On December 4, 2012, President Obama signed into law H. R. 6118 — the Taking Essential Steps for Testing (TEST) Act of 2012.
The new law, which passed the U. S. House of Representatives in September and the Senate in November by voice vote, resolves a longstanding unresolved issue with respect to CLIA enforcement – specifically, how federal regulators handle labs that mistakenly refer proficiency tests (PT) to other labs.
H. R. 6118 permits CMS to impose intermediate sanctions prior to revoking a laboratory’s CLIA certificate in cases where a proficiency testing sample was referred to another laboratory for confirmatory testing or because the laboratory does not offer a specific test. The American Clinical Laboratory Association, of which COLA is an associate member, had endorsed the legislation, as have the Clinical Laboratory Management Association, and the Clinical Laboratory Coalition.
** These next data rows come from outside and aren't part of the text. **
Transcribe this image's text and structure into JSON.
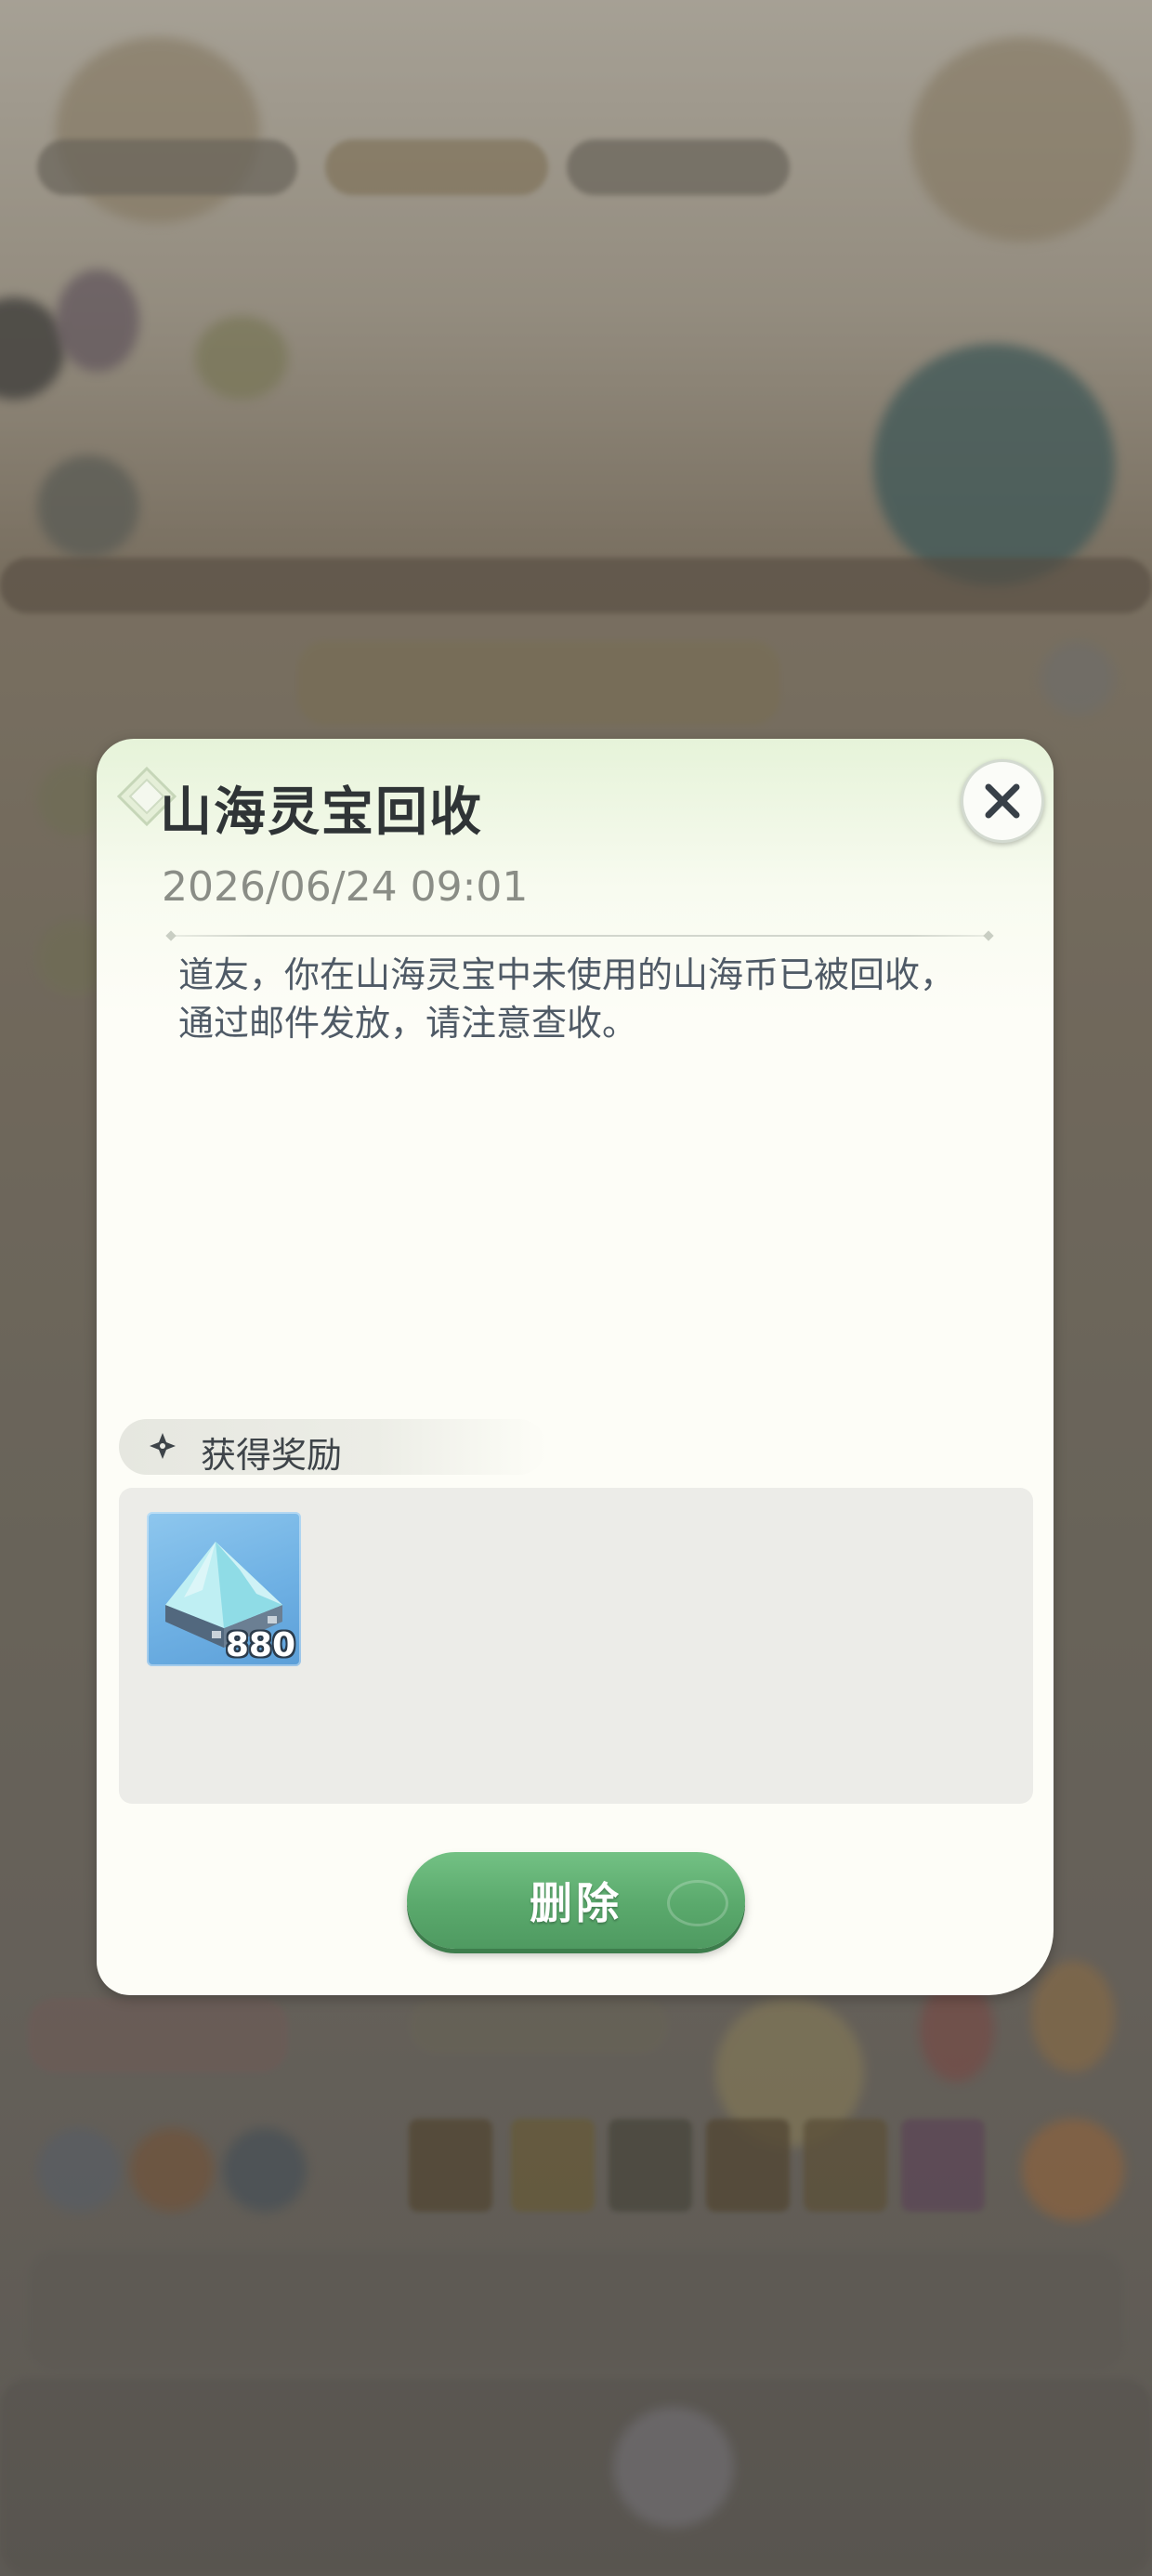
{
  "dialog": {
    "title": "山海灵宝回收",
    "date": "2026/06/24 09:01",
    "body_line1": "道友，你在山海灵宝中未使用的山海币已被回收，",
    "body_line2": "通过邮件发放，请注意查收。",
    "close_icon": "close-icon"
  },
  "rewards": {
    "header": "获得奖励",
    "items": [
      {
        "icon": "ice-crystal-icon",
        "count": "880"
      }
    ]
  },
  "actions": {
    "delete_label": "删除"
  },
  "colors": {
    "accent_green": "#5aa96c",
    "title_text": "#2f3436",
    "body_text": "#4f5a66",
    "date_text": "#8a8d86"
  }
}
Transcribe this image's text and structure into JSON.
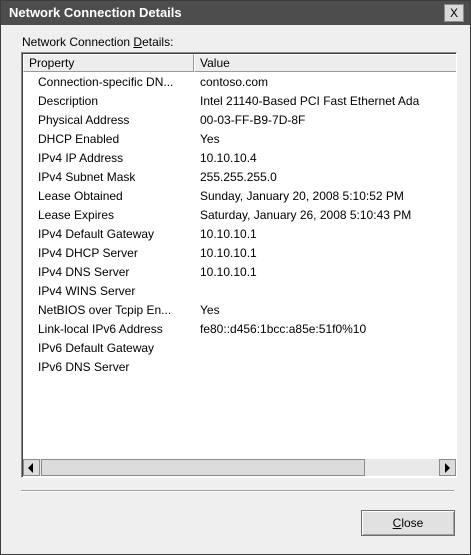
{
  "window": {
    "title": "Network Connection Details",
    "close_glyph": "X"
  },
  "group_label_prefix": "Network Connection ",
  "group_label_accel": "D",
  "group_label_suffix": "etails:",
  "list": {
    "columns": [
      "Property",
      "Value"
    ],
    "rows": [
      {
        "property": "Connection-specific DN...",
        "value": "contoso.com"
      },
      {
        "property": "Description",
        "value": "Intel 21140-Based PCI Fast Ethernet Ada"
      },
      {
        "property": "Physical Address",
        "value": "00-03-FF-B9-7D-8F"
      },
      {
        "property": "DHCP Enabled",
        "value": "Yes"
      },
      {
        "property": "IPv4 IP Address",
        "value": "10.10.10.4"
      },
      {
        "property": "IPv4 Subnet Mask",
        "value": "255.255.255.0"
      },
      {
        "property": "Lease Obtained",
        "value": "Sunday, January 20, 2008 5:10:52 PM"
      },
      {
        "property": "Lease Expires",
        "value": "Saturday, January 26, 2008 5:10:43 PM"
      },
      {
        "property": "IPv4 Default Gateway",
        "value": "10.10.10.1"
      },
      {
        "property": "IPv4 DHCP Server",
        "value": "10.10.10.1"
      },
      {
        "property": "IPv4 DNS Server",
        "value": "10.10.10.1"
      },
      {
        "property": "IPv4 WINS Server",
        "value": ""
      },
      {
        "property": "NetBIOS over Tcpip En...",
        "value": "Yes"
      },
      {
        "property": "Link-local IPv6 Address",
        "value": "fe80::d456:1bcc:a85e:51f0%10"
      },
      {
        "property": "IPv6 Default Gateway",
        "value": ""
      },
      {
        "property": "IPv6 DNS Server",
        "value": ""
      }
    ]
  },
  "buttons": {
    "close_accel": "C",
    "close_rest": "lose"
  },
  "icons": {
    "close": "close-icon",
    "scroll_left": "chevron-left-icon",
    "scroll_right": "chevron-right-icon"
  },
  "colors": {
    "titlebar": "#4d4d4d",
    "dialog_bg": "#efefef",
    "list_bg": "#ffffff"
  }
}
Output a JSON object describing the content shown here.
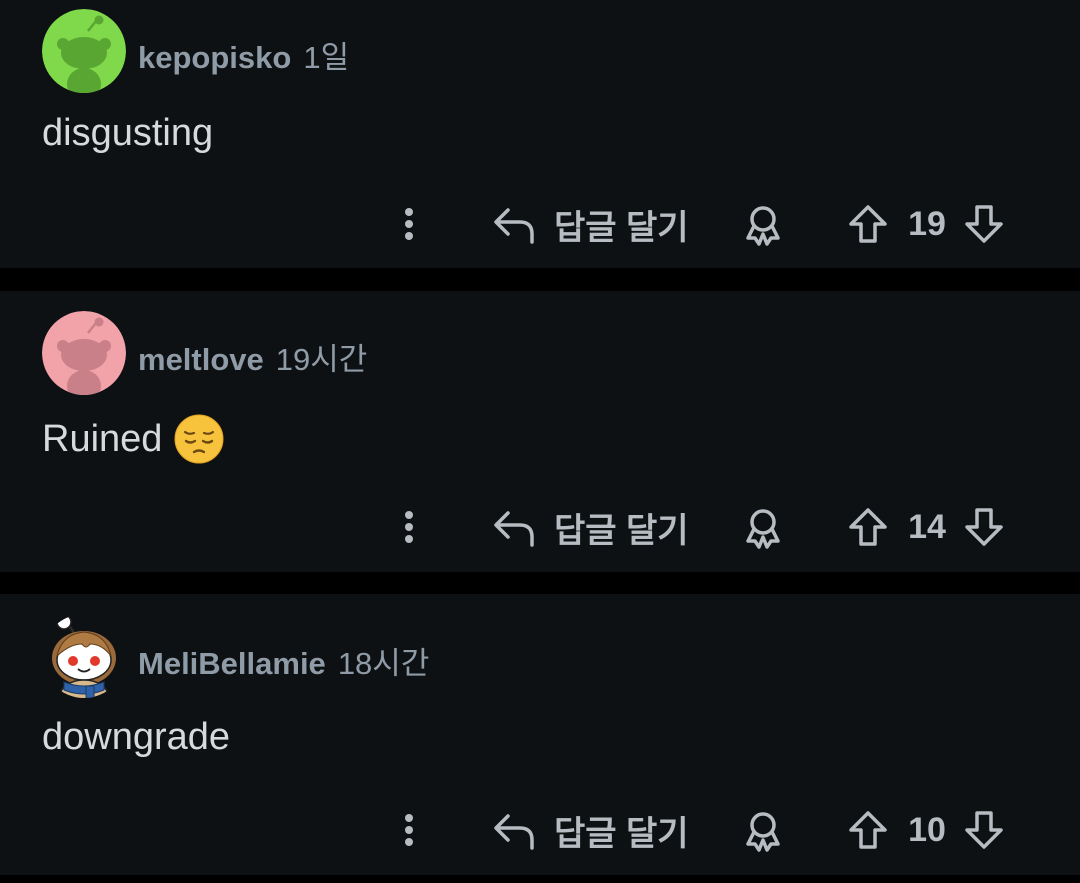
{
  "comments": [
    {
      "username": "kepopisko",
      "time": "1일",
      "body": "disgusting",
      "reply_label": "답글 달기",
      "score": "19",
      "avatar_color": "#7fd94a"
    },
    {
      "username": "meltlove",
      "time": "19시간",
      "body": "Ruined",
      "emoji": "pensive-face",
      "reply_label": "답글 달기",
      "score": "14",
      "avatar_color": "#f2a3aa"
    },
    {
      "username": "MeliBellamie",
      "time": "18시간",
      "body": "downgrade",
      "reply_label": "답글 달기",
      "score": "10",
      "avatar_color": "custom-snoo"
    }
  ],
  "colors": {
    "background": "#000000",
    "card": "#0e1114",
    "meta_text": "#8f9ba6",
    "body_text": "#d7dadc",
    "action_text": "#b6bcc1"
  },
  "icons": [
    "more-vertical-icon",
    "reply-arrow-icon",
    "award-icon",
    "upvote-arrow-icon",
    "downvote-arrow-icon"
  ]
}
In conversations with COLA staff, CMS’s Judy Yost states that regulations will need to be developed to implement the new law before it takes effect. In the meantime, labs should assume that any inadvertent PT referral will continue to be met with the harsh penalties prescribed under the pre-amended law. Working with its member organizations, COLA will be working on a definition of intermediate sanctions that advocates a more rational, measured approach. Unless regulations are put in place which defines these intermediate sanctions and the behaviors associated with each, CMS may not exercise the discretion which the new law gives it.